The question would seem to answer itself. Isn't "sexual battery," almost by definition, a violent act? That was my initial reaction when I read the opening of United States v. Wynn, a decision handed down by the U.S. Court of Appeals for the Sixth Circuit. Yet as it turns out, the question is not so simple, at least not given the relevant statutes and case law, and it divided the Sixth Circuit panel.
Antonio Wynn pleaded guilty to possession of cocaine with intent to distribute. Wynn had previously been convicted of assaulting a peace officer and pleaded guilty to “sexual battery” under Ohio Rev. Code § 2907.03. The district court concluded both constituted “crimes of violence for purposes of the federal sentencing guidelines, resulting in a longer sentence, but on appeal two judges on the Sixth Circuit were not so sure.

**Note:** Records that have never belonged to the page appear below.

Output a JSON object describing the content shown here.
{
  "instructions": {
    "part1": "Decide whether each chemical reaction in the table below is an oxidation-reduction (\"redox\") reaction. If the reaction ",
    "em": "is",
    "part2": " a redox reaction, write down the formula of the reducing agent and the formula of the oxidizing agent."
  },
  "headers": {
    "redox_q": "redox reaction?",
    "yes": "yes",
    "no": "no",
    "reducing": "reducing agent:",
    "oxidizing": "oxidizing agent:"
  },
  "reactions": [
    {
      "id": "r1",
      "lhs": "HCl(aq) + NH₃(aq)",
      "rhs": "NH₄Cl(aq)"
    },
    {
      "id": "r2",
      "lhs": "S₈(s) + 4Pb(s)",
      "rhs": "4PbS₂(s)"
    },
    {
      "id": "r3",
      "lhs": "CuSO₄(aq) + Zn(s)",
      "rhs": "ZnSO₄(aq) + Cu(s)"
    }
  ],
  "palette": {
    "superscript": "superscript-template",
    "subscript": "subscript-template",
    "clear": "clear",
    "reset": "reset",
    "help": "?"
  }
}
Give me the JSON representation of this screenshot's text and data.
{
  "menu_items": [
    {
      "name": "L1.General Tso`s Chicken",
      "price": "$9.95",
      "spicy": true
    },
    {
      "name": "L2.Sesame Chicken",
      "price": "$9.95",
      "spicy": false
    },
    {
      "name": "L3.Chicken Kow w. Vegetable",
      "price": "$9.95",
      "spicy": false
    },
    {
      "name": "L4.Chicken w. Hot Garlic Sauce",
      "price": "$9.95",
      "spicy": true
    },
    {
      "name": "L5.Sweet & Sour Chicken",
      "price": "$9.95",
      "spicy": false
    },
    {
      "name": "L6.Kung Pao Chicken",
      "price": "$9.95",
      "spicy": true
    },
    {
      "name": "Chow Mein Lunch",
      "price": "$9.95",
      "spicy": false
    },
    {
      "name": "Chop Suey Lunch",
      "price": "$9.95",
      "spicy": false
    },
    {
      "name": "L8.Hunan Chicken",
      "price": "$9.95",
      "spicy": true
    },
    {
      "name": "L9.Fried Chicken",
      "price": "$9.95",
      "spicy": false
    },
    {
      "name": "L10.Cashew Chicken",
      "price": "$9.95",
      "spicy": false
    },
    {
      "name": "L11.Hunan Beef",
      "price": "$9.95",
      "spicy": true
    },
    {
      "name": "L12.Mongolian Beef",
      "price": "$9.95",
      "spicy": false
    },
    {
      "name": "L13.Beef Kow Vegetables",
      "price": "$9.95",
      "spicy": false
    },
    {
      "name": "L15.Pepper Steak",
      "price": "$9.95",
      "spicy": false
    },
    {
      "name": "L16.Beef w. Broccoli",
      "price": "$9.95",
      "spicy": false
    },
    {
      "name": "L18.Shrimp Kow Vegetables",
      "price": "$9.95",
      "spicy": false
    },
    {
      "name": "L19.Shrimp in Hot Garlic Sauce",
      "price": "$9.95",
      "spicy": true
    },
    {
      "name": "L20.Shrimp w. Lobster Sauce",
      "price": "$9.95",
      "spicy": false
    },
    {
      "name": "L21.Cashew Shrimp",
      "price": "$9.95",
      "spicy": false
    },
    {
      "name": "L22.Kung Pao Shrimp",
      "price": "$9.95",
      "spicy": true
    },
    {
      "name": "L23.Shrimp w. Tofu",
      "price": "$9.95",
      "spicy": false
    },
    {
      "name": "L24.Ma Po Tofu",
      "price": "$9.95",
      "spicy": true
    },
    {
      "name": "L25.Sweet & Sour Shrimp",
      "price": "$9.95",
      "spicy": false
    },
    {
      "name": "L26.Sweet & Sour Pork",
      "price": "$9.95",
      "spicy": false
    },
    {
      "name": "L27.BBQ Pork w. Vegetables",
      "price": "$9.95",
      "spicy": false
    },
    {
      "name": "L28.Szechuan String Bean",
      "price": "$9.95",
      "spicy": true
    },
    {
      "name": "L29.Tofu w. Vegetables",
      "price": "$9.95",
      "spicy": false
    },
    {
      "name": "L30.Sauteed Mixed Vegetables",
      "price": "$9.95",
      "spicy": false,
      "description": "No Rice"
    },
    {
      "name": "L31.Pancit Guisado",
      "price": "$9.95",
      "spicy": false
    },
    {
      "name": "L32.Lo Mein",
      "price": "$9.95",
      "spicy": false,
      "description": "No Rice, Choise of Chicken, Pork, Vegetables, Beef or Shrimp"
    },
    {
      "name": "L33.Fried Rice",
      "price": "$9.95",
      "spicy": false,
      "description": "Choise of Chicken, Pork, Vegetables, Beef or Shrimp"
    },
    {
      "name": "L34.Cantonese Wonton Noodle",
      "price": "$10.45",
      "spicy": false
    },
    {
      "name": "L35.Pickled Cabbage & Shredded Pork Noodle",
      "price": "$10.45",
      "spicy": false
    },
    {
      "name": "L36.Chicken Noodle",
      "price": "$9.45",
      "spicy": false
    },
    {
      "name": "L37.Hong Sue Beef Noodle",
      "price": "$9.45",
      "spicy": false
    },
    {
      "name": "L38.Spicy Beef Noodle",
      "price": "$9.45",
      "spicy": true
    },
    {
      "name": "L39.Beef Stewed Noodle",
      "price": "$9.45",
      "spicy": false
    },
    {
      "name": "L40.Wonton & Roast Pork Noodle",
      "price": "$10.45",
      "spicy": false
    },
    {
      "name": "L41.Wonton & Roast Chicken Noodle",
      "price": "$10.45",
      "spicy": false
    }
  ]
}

The reason for the uncertainty was that the relevant Ohio statute defines “sexual battery” to include actions that do not necessarily involve a threat or use of force as an element of the offense. For this reason, Judge Moore (who wrote for the majority) and Judge Gibbons were not sure that Wynn’s guilty plea necessarily constituted a prior conviction of a “crime of violence” because the plea had not specified the subsection of the statute that covered his alleged offense. Given the expansiveness of the relevant Ohio statute, the fact of conviction and the statutory definition of the offense alone were not enough to establish what Wynn had been convicted of an action with the requisite level of “violent and aggressive” conduct under United States v. Begay. Further, the majority concluded, the district court could not rely upon the factual recitation of Wynn’s offense in the presentence investigation report – which indicated that Wynn’s conduct had been violent.
Judge Friedman, sitting by designation from the Federal Circuit, dissented, concluding it was proper for the district court to rely upon the factual recitation of Wynn’s prior offense. Wynn had failed to challenge any of the factual allegations contained in the presentence investigation report and, Judge Friedman concluded, the relevant facts “leave no doubt that the generic state crime to which he pleaded guilty was categorically a crime of violence.” Further, Judge Friedman argued, the district court could “take judicial notice of publicly available Ohio judicial records that show unequivocally that the state sexual battery offense of which Wynn was convicted was a ‘crime of violence.’”
UPDATE: Perhaps coincidentally, another Sixth circuit panel split over how to define a "crime of violence" in another case released Friday, United States v. Young.